The use of dialect is supposedly a deal-breaker. So is using real people or actual historic situations in a fictional medium. The argument being that it removes a barrier, and the author's own voice intrudes, which spoils the illusion. You're being shown the mechanics, the levers and pulleys, you're made aware that the narrative isn't seamless, that in fact it's been constructed, built out of air. Both reader and writer agree to a pretense that the story has a life apart, and if the reader stubs his or her toe on the writer's building materials, it shakes their confidence. I see the point, but I don't entirely agree. It depends what kind of story you're telling. In the case of SEVEN KILLINGS, it's not so much that it depends on suspension of disbelief as that you're persuaded by the last voice you hear, and you soon realize that all the narrators are unreliable - which could mean the author's voice, as well. This is quite the tightrope walk. How the guy keeps his balance is what creates surface tension.

One other note.

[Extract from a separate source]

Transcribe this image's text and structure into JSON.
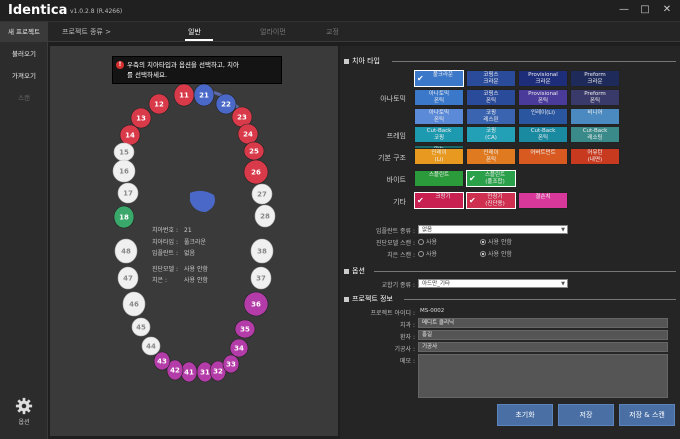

This isn't a novel that 'transcends' genre, whatever that's supposed to mean. It's a book that uses generic conventions in vigorous and unsettling ways. I've never really subscribed to the idea of low culture or high - most basically literate people know the difference between good stuff and crap, what Chesterton calls "printed matter." That being said, SEVEN KILLINGS is violent and coarse. There's nothing shy about the language. Women are manhandled with disturbingly commonplace contempt. The context is Darwinian. It adds up to a familiar noir world, although one which happens not to be invented. At least not for dramatic purposes, or a convenient shorthand. It's a world of brute force. If not the world most of us would choose to live in, it is the world many people have no choice but to live in. It isn't metaphor, or literary convention. There's no agreement to keep faith, or suspend disbelief. Human voices wake us.